1.1 Personenkreis
Der Anspruch steht allen Arbeitnehmern zu. Dazu gehören Arbeiter, Angestellte und Auszubildende. Auf die Art des Arbeitsverhältnisses kommt es nicht. Deswegen können auch geringfügig beschäftigte Arbeitnehmer oder Rentner ohne einen Krankengeldanspruch die Entgeltfortzahlung beanspruchen.
Faktisches Arbeitsverhältnis
Der Anspruch setzt ein wirksames Arbeitsverhältnis voraus. Wird erkannt, dass ein Arbeitsverhältnis (z. B. wegen fehlender Geschäftsfähigkeit des Arbeitnehmers) unwirksam oder nichtig ist (faktisches Arbeitsverhältnis), bleibt es für die Vergangenheit beim Anspruch auf Entgeltfortzahlung.

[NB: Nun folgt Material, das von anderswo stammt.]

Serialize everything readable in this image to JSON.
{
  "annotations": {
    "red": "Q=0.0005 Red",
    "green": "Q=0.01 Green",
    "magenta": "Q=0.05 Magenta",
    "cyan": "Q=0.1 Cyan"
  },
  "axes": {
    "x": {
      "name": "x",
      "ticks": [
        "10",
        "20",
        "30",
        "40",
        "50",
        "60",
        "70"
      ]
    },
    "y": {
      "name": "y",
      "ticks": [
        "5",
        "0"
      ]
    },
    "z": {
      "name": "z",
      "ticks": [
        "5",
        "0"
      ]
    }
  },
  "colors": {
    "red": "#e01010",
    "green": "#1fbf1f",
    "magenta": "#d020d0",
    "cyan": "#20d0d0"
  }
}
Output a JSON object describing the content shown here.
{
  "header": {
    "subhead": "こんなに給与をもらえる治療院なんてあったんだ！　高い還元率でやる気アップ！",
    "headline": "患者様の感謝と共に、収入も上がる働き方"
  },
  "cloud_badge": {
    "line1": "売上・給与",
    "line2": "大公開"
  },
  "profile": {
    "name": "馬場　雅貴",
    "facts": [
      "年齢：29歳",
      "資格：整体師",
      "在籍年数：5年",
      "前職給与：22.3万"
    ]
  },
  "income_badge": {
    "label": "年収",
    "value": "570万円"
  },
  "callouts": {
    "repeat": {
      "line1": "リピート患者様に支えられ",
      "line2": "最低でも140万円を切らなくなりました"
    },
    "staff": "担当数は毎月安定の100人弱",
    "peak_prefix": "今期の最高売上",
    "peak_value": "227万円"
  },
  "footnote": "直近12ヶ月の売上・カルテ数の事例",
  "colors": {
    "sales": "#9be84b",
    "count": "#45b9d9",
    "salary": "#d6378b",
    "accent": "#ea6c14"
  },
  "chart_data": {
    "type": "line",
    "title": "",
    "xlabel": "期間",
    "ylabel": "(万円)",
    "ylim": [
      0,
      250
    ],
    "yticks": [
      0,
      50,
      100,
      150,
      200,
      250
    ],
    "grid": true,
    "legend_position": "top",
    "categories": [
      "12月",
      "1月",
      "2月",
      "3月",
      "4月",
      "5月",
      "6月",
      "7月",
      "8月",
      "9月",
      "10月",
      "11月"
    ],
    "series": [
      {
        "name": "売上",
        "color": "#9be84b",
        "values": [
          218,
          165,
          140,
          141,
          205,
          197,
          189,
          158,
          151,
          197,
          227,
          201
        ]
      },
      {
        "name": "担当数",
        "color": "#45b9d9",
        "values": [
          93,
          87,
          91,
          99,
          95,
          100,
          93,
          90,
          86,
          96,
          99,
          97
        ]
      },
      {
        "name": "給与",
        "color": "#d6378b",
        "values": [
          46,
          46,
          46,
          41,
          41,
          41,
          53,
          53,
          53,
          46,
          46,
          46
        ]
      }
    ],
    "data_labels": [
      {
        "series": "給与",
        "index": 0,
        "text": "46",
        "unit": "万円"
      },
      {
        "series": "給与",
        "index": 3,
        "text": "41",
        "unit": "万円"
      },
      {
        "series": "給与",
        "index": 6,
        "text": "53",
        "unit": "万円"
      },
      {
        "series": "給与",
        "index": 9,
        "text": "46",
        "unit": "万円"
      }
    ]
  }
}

Heimarbeiter, Hausgewerbetreibende und ihnen gleichgestellte Personen haben keinen Anspruch auf Entgeltfortzahlung.
Heimarbeiter
Für Heimarbeiter gilt in der Krankenversicherung der allgemeine Beitragssatz. Sie haben bei Arbeitsunfähigkeit einen sofortigen Anspruch auf Krankengeld.
1.2 Krankheitsbedingte Arbeitsunfähigkeit
Der Anspruch auf Entgeltfortzahlung setzt voraus, dass der Arbeitnehmer durch eine Krankheit arbeitsunfähig und damit gehindert ist, seine Arbeitsleistung zu erbringen. Krankheit ist ein regelwidriger körperlicher oder geistiger Zustand des Arbeitnehmers. Regelwidrig ist der Zustand, wenn er nach allgemeiner Erfahrung unter Berücksichtigung eines natürlichen Verlaufs des Lebensgangs nicht bei jedem anderen Menschen gleichen Alters und Geschlechts zu erwarten ist.
Behandlungsbedürftigkeit
Der arbeitsrechtliche Begriff der Krankheit setzt keine Behandlungsbedürftigkeit voraus und weicht damit vom krankenversicherungsrechtlichen Begriff ab.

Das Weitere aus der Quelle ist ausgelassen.